Набрав в грудь воздуха, Лукич продолжал:
– Вчера в нашем лагере произошло возмутительное безобразное происшествие! – Лукич поднял палец вверх и грозно ощупал всех глазами.
– Кто-то самым зверским образом вырвал соски! Теперь целая группа умывальников осталась без сосков, и это… – он снова поднял палец, – возмутительное безобразие оставило без умывания детей из младших отрядов! Кто тот мерзкий негодяй, мы найдём! И не будет пощады хулигану и вредителю! – Лукич погрозил кому-то пальцем.
Лагерь молчал и думал: «Кому на фиг понадобилось отрывать соски от умывальников?»
Два дня в лагере искали «мерзкого негодяя», перерыли все палаты и корпуса, но сосков не нашли. С тех пор, над Лукичом стали подсмеиваться даже пионеры младших отрядов:
– Вон Лукич пошёл соски искать.
Или какой-нибудь пионер-шалапай, изображая Лукича, грозно вопрошал:
– Это ты оборвал соски? – При этом поднимал палец, и тыкал им в небо. Пионеры на это смеялись и тоже тыкали пальцами в небо.
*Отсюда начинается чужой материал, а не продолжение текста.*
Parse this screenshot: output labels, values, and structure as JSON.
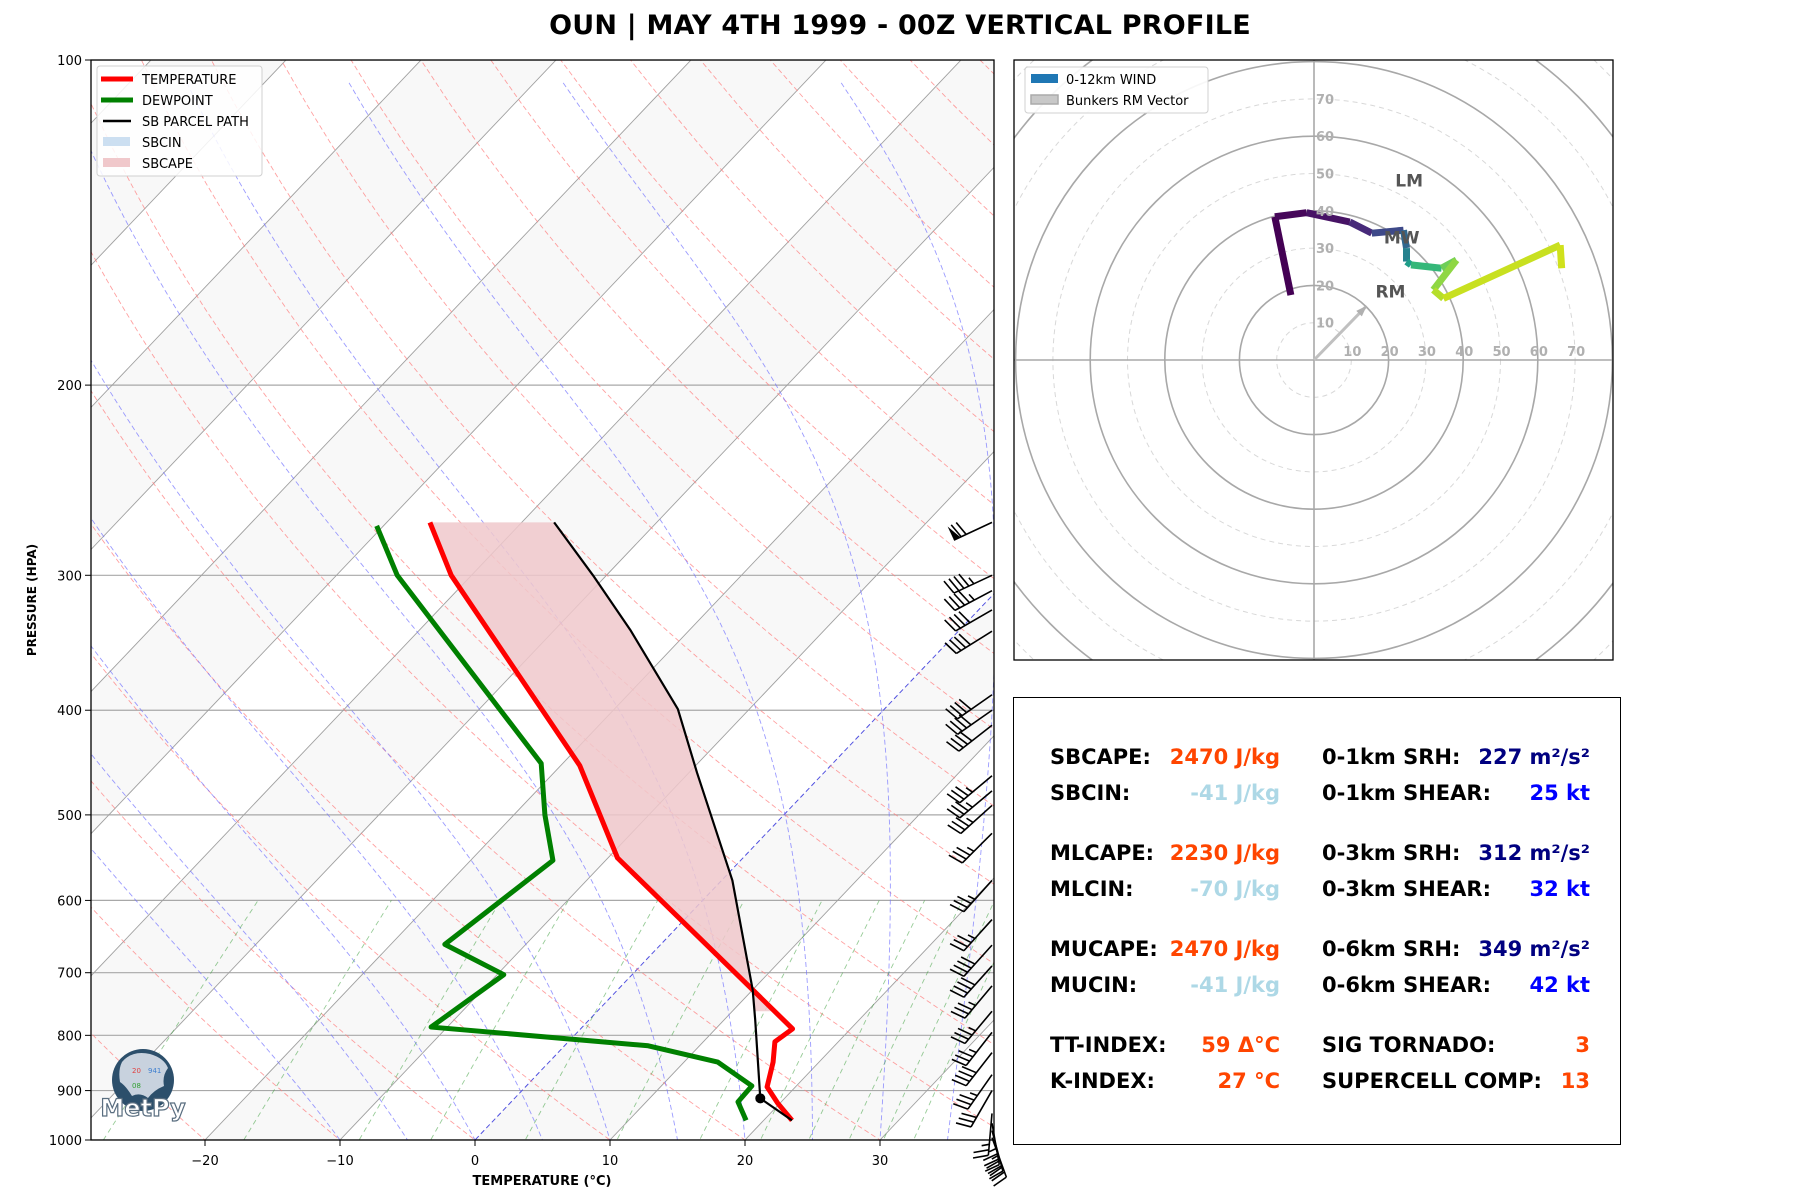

Вот я стою перед Лукичом, смотрю на его пыльные сапоги, на закопчённое от загара лицо и, как положено воспитанному мальчику, говорю:
– Здравствуйте! – Вкладывая в приветствие как можно больше уважения и признательности.
Лукич засопел и стал внимательно меня разглядывать. Может он не слышит? А может у него контузия после войны? Я повторил чуть громче:
– С пионерским приветом!
– Э-э-это у тебя что? – Он снял у меня с головы фуражку и с удивлением стал её рассматривать, как будто это была не фуражка, а камень, который свалился с луны.
– Это фуражка, – вежливо пояснил я.
– Что это за форс такой?
Брови его от удивления, то уползали на лоб, то снова приползали, а глаза двигались то на меня, то на фуражку. Я, зная что такое форс, только ещё раз пожалел, что сразу не убежал.
Изучив мою фуражку, Лукич понял, она не с Луны и повернул лицо на меня.
– Пионер, и где твой галстук? Как понять это?.. Без галстука по лагерю разгуливать…
«Дался им этот галстук!»
– Я не пионер, а не пионерам галстуки носить не полагается, – ответил я совсем вежливо.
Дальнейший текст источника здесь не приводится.